Postpartum Hemorrhage, Antiretroviral Drugs, and Methergine Use

Oral or parenteral methergine or other ergot alkaloids are often used as first-line treatment for postpartum hemorrhage resulting from uterine atony. However, methergine should not be coadministered with drugs that are potent CYP3A4 enzyme inhibitors, including PIs. Concomitant use of ergotamines and PIs has been associated with exaggerated vasoconstrictive responses. When uterine atony results in excessive postpartum bleeding in women receiving PIs as a component of an ARV regimen, methergine should be used in women with excessive postpartum bleeding who are receiving PIs as a component of ART only if alternative treatments such as prostaglandin F 2 alpha, misoprostol, or oxytocin are unavailable. If no alternative medications are available and the need for pharmacologic treatment outweighs the risks, methergine should be used in as low a dosage and for as short a period as possible. In contrast, additional utertonic agents may be needed when other ARV drugs that are CYP3A4 inducers, such as nevirapine and efavirenz, are used because of the potential for decreased methergine levels and inadequate treatment effect.

References

1. Boyer PJ, Dillon M, Navaie M, et al. Factors predictive of maternal-fetal transmission of HIV-1. Preliminary analysis of zidovudine given during pregnancy and/or delivery. JAMA. 1994 Jun 22-29;271(24):1925-1930.

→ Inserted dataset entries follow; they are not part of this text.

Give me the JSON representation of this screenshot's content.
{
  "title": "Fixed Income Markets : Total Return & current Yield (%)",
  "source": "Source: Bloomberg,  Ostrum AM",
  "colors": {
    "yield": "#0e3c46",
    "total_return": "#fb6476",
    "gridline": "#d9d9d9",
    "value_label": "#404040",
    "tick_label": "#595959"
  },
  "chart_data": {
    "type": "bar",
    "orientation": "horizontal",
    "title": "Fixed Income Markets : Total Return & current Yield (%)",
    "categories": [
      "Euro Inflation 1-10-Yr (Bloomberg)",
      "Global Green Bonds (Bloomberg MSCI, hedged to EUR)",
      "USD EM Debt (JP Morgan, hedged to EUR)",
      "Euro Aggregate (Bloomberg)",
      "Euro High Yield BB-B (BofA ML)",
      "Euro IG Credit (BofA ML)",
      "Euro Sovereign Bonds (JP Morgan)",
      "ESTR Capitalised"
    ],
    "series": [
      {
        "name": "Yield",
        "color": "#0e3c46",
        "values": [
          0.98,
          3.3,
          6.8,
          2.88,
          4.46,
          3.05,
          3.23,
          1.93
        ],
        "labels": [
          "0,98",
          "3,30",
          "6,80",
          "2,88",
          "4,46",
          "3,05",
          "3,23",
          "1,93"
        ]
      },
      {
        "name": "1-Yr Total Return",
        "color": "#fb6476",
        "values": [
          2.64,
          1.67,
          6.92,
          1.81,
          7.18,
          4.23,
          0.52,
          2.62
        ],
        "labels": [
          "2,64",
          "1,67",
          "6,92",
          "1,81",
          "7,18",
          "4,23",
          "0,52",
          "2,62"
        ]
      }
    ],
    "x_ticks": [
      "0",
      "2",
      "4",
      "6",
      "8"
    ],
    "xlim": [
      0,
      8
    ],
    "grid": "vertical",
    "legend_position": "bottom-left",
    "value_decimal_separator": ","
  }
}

2. Mandelbrot L, Mayaux MJ, Bongain A, et al. Obstetric factors and mother-to-child transmission of human immunodeficiency virus type 1: the French perinatal cohorts. SEROGEST French Pediatric HIV Infection Study Group. Am J Obstet Gynecol. 1996 Sep;175(3 Pt 1):661-667.

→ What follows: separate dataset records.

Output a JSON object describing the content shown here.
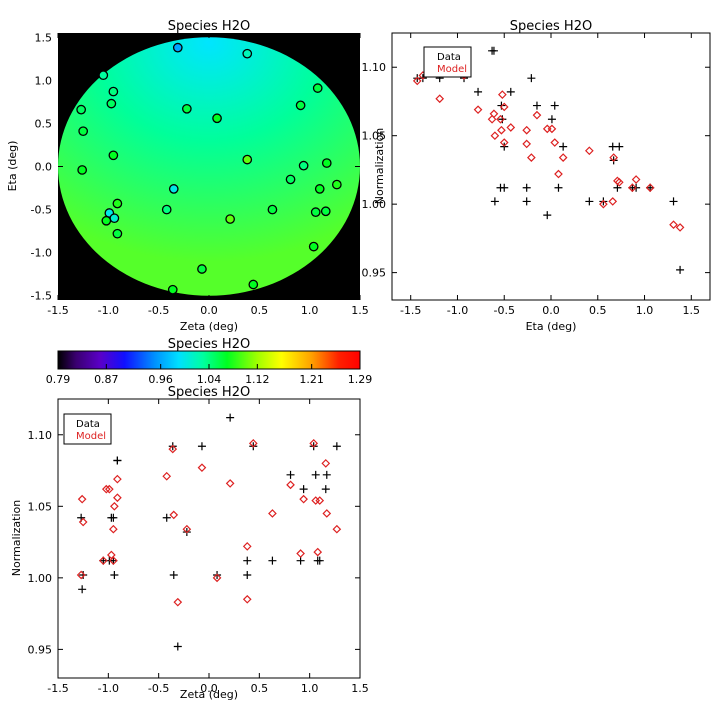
{
  "chart_data": [
    {
      "type": "scatter",
      "subtype": "map",
      "title": "Species H2O",
      "xlabel": "Zeta (deg)",
      "ylabel": "Eta (deg)",
      "xlim": [
        -1.5,
        1.5
      ],
      "ylim": [
        -1.55,
        1.55
      ],
      "xticks": [
        "-1.5",
        "-1.0",
        "-0.5",
        "0.0",
        "0.5",
        "1.0",
        "1.5"
      ],
      "yticks": [
        "-1.5",
        "-1.0",
        "-0.5",
        "0.0",
        "0.5",
        "1.0",
        "1.5"
      ],
      "background": "#000000",
      "disk_radius_deg": 1.5,
      "points": [
        {
          "zeta": -0.31,
          "eta": 1.38,
          "value": 0.96
        },
        {
          "zeta": 0.38,
          "eta": 1.31,
          "value": 1.02
        },
        {
          "zeta": -1.05,
          "eta": 1.06,
          "value": 1.03
        },
        {
          "zeta": -0.95,
          "eta": 0.87,
          "value": 1.04
        },
        {
          "zeta": 1.08,
          "eta": 0.91,
          "value": 1.06
        },
        {
          "zeta": -1.27,
          "eta": 0.66,
          "value": 1.05
        },
        {
          "zeta": -0.97,
          "eta": 0.73,
          "value": 1.05
        },
        {
          "zeta": -0.22,
          "eta": 0.67,
          "value": 1.06
        },
        {
          "zeta": 0.91,
          "eta": 0.71,
          "value": 1.06
        },
        {
          "zeta": 0.08,
          "eta": 0.56,
          "value": 1.07
        },
        {
          "zeta": -1.25,
          "eta": 0.41,
          "value": 1.06
        },
        {
          "zeta": -0.95,
          "eta": 0.13,
          "value": 1.07
        },
        {
          "zeta": 0.38,
          "eta": 0.08,
          "value": 1.1
        },
        {
          "zeta": 1.17,
          "eta": 0.04,
          "value": 1.07
        },
        {
          "zeta": 0.94,
          "eta": 0.01,
          "value": 1.04
        },
        {
          "zeta": -1.26,
          "eta": -0.04,
          "value": 1.07
        },
        {
          "zeta": 0.81,
          "eta": -0.15,
          "value": 1.05
        },
        {
          "zeta": 1.27,
          "eta": -0.21,
          "value": 1.08
        },
        {
          "zeta": -0.35,
          "eta": -0.26,
          "value": 1.0
        },
        {
          "zeta": 1.1,
          "eta": -0.26,
          "value": 1.07
        },
        {
          "zeta": -0.91,
          "eta": -0.43,
          "value": 1.08
        },
        {
          "zeta": -0.42,
          "eta": -0.5,
          "value": 1.04
        },
        {
          "zeta": 0.63,
          "eta": -0.5,
          "value": 1.06
        },
        {
          "zeta": 1.16,
          "eta": -0.52,
          "value": 1.06
        },
        {
          "zeta": 1.06,
          "eta": -0.53,
          "value": 1.06
        },
        {
          "zeta": -0.99,
          "eta": -0.54,
          "value": 1.0
        },
        {
          "zeta": -0.94,
          "eta": -0.6,
          "value": 1.01
        },
        {
          "zeta": 0.21,
          "eta": -0.61,
          "value": 1.1
        },
        {
          "zeta": -1.02,
          "eta": -0.63,
          "value": 1.07
        },
        {
          "zeta": -0.91,
          "eta": -0.78,
          "value": 1.06
        },
        {
          "zeta": 1.04,
          "eta": -0.93,
          "value": 1.07
        },
        {
          "zeta": -0.07,
          "eta": -1.19,
          "value": 1.06
        },
        {
          "zeta": 0.44,
          "eta": -1.37,
          "value": 1.07
        },
        {
          "zeta": -0.36,
          "eta": -1.43,
          "value": 1.07
        }
      ]
    },
    {
      "type": "scatter",
      "title": "Species H2O",
      "xlabel": "Eta (deg)",
      "ylabel": "Normalization",
      "xlim": [
        -1.7,
        1.7
      ],
      "ylim": [
        0.93,
        1.125
      ],
      "xticks": [
        "-1.5",
        "-1.0",
        "-0.5",
        "0.0",
        "0.5",
        "1.0",
        "1.5"
      ],
      "yticks": [
        "0.95",
        "1.00",
        "1.05",
        "1.10"
      ],
      "legend": {
        "placement": "top-left",
        "entries": [
          "Data",
          "Model"
        ]
      },
      "series": [
        {
          "name": "Data",
          "marker": "plus",
          "color": "#000000",
          "x": [
            1.38,
            1.31,
            1.06,
            0.87,
            0.91,
            0.66,
            0.73,
            0.67,
            0.71,
            0.56,
            0.41,
            0.13,
            0.08,
            0.04,
            0.01,
            -0.04,
            -0.15,
            -0.21,
            -0.26,
            -0.26,
            -0.43,
            -0.5,
            -0.5,
            -0.52,
            -0.53,
            -0.54,
            -0.6,
            -0.61,
            -0.63,
            -0.78,
            -0.93,
            -1.19,
            -1.37,
            -1.43
          ],
          "y": [
            0.952,
            1.002,
            1.012,
            1.012,
            1.012,
            1.042,
            1.042,
            1.032,
            1.012,
            1.002,
            1.002,
            1.042,
            1.012,
            1.072,
            1.062,
            0.992,
            1.072,
            1.092,
            1.002,
            1.012,
            1.082,
            1.042,
            1.012,
            1.062,
            1.072,
            1.012,
            1.002,
            1.112,
            1.112,
            1.082,
            1.092,
            1.092,
            1.092,
            1.092
          ]
        },
        {
          "name": "Model",
          "marker": "diamond",
          "color": "#dd2222",
          "x": [
            1.38,
            1.31,
            1.06,
            0.87,
            0.91,
            0.66,
            0.73,
            0.67,
            0.71,
            0.56,
            0.41,
            0.13,
            0.08,
            0.04,
            0.01,
            -0.04,
            -0.15,
            -0.21,
            -0.26,
            -0.26,
            -0.43,
            -0.5,
            -0.5,
            -0.52,
            -0.53,
            -0.54,
            -0.6,
            -0.61,
            -0.63,
            -0.78,
            -0.93,
            -1.19,
            -1.37,
            -1.43
          ],
          "y": [
            0.983,
            0.985,
            1.012,
            1.012,
            1.018,
            1.002,
            1.016,
            1.034,
            1.017,
            1.0,
            1.039,
            1.034,
            1.022,
            1.045,
            1.055,
            1.055,
            1.065,
            1.034,
            1.044,
            1.054,
            1.056,
            1.071,
            1.045,
            1.08,
            1.054,
            1.062,
            1.05,
            1.066,
            1.062,
            1.069,
            1.094,
            1.077,
            1.094,
            1.09
          ]
        }
      ]
    },
    {
      "type": "scatter",
      "title": "Species H2O",
      "xlabel": "Zeta (deg)",
      "ylabel": "Normalization",
      "xlim": [
        -1.5,
        1.5
      ],
      "ylim": [
        0.93,
        1.125
      ],
      "xticks": [
        "-1.5",
        "-1.0",
        "-0.5",
        "0.0",
        "0.5",
        "1.0",
        "1.5"
      ],
      "yticks": [
        "0.95",
        "1.00",
        "1.05",
        "1.10"
      ],
      "legend": {
        "placement": "top-left",
        "entries": [
          "Data",
          "Model"
        ]
      },
      "series": [
        {
          "name": "Data",
          "marker": "plus",
          "color": "#000000",
          "x": [
            -0.31,
            0.38,
            -1.05,
            -0.95,
            1.08,
            -1.27,
            -0.97,
            -0.22,
            0.91,
            0.08,
            -1.25,
            -0.95,
            0.38,
            1.17,
            0.94,
            -1.26,
            0.81,
            1.27,
            -0.35,
            1.1,
            -0.91,
            -0.42,
            0.63,
            1.16,
            1.06,
            -0.99,
            -0.94,
            0.21,
            -1.02,
            -0.91,
            1.04,
            -0.07,
            0.44,
            -0.36
          ],
          "y": [
            0.952,
            1.002,
            1.012,
            1.012,
            1.012,
            1.042,
            1.042,
            1.032,
            1.012,
            1.002,
            1.002,
            1.042,
            1.012,
            1.072,
            1.062,
            0.992,
            1.072,
            1.092,
            1.002,
            1.012,
            1.082,
            1.042,
            1.012,
            1.062,
            1.072,
            1.012,
            1.002,
            1.112,
            1.112,
            1.082,
            1.092,
            1.092,
            1.092,
            1.092
          ]
        },
        {
          "name": "Model",
          "marker": "diamond",
          "color": "#dd2222",
          "x": [
            -0.31,
            0.38,
            -1.05,
            -0.95,
            1.08,
            -1.27,
            -0.97,
            -0.22,
            0.91,
            0.08,
            -1.25,
            -0.95,
            0.38,
            1.17,
            0.94,
            -1.26,
            0.81,
            1.27,
            -0.35,
            1.1,
            -0.91,
            -0.42,
            0.63,
            1.16,
            1.06,
            -0.99,
            -0.94,
            0.21,
            -1.02,
            -0.91,
            1.04,
            -0.07,
            0.44,
            -0.36
          ],
          "y": [
            0.983,
            0.985,
            1.012,
            1.012,
            1.018,
            1.002,
            1.016,
            1.034,
            1.017,
            1.0,
            1.039,
            1.034,
            1.022,
            1.045,
            1.055,
            1.055,
            1.065,
            1.034,
            1.044,
            1.054,
            1.056,
            1.071,
            1.045,
            1.08,
            1.054,
            1.062,
            1.05,
            1.066,
            1.062,
            1.069,
            1.094,
            1.077,
            1.094,
            1.09
          ]
        }
      ]
    },
    {
      "type": "heatmap",
      "subtype": "colorbar",
      "title": "Species H2O",
      "colormap": "rainbow",
      "range": [
        0.79,
        1.29
      ],
      "tick_values": [
        0.79,
        0.87,
        0.96,
        1.04,
        1.12,
        1.21,
        1.29
      ],
      "ticks": [
        "0.79",
        "0.87",
        "0.96",
        "1.04",
        "1.12",
        "1.21",
        "1.29"
      ]
    }
  ]
}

3. Mofenson LM, Lambert JS, Stiehm ER, et al. Risk factors for perinatal transmission of human immunodeficiency virus type 1 in women treated with zidovudine. Pediatric AIDS Clinical Trials Group Study 185 Team. N Engl J Med. 1999 Aug 5;341(6):385-393.
4. Shapiro DE, Sperling RS, Mandelbrot L, Britto P, Cunningham BE. Risk factors for perinatal human immunodeficiency virus transmission in patients receiving zidovudine prophylaxis. Pediatric AIDS Clinical Trials Group protocol 076 Study Group. Obstet Gynecol. 1999 Dec;94(6):897-908.

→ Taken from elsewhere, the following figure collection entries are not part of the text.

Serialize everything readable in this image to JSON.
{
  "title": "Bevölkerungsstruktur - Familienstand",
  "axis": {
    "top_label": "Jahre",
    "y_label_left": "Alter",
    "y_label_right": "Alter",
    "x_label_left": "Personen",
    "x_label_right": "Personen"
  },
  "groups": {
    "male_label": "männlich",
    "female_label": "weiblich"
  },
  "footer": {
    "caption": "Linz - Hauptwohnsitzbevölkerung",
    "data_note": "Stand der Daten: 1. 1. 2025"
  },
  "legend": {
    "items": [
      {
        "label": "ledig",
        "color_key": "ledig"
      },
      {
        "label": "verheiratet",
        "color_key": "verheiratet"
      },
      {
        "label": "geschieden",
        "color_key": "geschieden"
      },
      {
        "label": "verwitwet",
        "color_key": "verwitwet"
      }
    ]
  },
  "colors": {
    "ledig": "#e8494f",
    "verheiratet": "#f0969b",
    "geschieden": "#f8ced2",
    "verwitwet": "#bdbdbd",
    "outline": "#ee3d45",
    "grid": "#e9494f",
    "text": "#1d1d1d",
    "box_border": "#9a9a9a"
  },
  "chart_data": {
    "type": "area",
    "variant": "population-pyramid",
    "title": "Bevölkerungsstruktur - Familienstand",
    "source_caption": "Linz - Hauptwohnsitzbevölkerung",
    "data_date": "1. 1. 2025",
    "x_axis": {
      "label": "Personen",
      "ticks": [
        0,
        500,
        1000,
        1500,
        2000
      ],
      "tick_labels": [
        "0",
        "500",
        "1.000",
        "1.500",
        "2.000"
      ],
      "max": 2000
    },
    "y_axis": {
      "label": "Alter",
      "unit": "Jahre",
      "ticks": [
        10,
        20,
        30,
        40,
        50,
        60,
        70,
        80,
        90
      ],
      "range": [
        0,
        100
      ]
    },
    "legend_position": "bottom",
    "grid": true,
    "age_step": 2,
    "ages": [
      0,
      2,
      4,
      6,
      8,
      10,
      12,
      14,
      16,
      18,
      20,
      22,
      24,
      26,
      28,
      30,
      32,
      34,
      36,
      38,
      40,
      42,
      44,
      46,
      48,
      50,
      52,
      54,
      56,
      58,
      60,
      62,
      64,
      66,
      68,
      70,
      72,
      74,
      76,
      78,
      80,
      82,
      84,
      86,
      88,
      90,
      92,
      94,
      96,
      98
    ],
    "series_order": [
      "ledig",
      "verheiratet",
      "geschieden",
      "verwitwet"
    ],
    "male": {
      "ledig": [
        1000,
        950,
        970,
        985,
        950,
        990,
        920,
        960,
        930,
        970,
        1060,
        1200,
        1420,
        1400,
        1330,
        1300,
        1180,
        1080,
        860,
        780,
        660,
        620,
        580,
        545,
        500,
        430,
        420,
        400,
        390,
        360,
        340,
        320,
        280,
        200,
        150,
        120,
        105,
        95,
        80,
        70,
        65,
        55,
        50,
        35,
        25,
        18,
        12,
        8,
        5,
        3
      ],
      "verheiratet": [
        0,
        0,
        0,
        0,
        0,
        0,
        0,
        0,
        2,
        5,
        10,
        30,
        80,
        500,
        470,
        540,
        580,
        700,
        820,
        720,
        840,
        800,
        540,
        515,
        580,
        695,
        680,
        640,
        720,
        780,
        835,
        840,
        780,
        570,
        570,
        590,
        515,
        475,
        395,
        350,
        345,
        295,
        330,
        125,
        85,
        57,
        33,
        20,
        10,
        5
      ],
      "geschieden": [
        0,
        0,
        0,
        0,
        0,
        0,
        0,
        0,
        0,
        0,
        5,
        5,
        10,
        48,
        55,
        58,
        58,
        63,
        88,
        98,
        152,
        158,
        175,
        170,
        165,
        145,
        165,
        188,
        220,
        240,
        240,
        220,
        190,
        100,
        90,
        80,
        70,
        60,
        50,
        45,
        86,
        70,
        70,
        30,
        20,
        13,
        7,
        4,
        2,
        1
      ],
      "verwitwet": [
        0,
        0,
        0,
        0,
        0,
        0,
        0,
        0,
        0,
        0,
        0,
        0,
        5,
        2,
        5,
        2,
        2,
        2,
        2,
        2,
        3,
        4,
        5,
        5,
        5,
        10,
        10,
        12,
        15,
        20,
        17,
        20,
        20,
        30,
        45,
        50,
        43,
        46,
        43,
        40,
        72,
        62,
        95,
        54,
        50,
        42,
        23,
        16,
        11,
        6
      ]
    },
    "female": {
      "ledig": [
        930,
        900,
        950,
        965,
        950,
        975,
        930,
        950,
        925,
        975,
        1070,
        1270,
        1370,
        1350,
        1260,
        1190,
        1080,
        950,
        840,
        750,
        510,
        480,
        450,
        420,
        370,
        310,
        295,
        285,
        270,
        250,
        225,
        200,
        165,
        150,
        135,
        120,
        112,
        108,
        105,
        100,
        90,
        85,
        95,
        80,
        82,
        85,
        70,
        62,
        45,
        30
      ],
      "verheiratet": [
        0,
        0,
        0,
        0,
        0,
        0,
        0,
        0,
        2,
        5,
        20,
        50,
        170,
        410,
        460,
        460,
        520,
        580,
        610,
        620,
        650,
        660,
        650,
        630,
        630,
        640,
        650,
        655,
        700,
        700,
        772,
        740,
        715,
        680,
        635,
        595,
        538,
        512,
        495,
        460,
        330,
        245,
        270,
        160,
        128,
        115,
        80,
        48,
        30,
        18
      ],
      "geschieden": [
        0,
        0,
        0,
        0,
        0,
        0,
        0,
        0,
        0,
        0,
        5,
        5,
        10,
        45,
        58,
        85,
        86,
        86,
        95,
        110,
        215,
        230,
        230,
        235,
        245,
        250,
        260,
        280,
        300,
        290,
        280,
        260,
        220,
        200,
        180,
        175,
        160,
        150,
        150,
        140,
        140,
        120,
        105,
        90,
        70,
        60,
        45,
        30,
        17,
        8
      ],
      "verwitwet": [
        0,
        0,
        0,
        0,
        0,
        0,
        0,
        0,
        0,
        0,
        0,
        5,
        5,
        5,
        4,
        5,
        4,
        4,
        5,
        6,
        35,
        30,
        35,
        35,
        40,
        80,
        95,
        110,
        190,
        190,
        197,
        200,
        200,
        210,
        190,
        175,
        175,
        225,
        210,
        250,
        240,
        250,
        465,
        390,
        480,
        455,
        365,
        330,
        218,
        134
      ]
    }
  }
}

5. Oh W, Fanaroff AA, Carlo WA, Donovan EF, McDonald SA, Poole WK. Effects of delayed cord clamping in very-low-birth-weight infants. J Perinatol. 2011 Apr;31 Suppl 1:S68-71.
6. Rabe H, Reynolds G, Diaz-Rossello J. A systematic review and meta-analysis of a brief delay in clamping the umbilical cord of preterm infants. Neonatology. 2008;93(2):138-144.
7. Mercer JS, Vohr BR, McGrath MM, Padbury JF, Wallach M, Oh W. Delayed cord clamping in very preterm infants reduces the incidence of intraventricular hemorrhage and late-onset sepsis: a randomized, controlled trial. Pediatrics. 2006 Apr;117(4):1235-1242.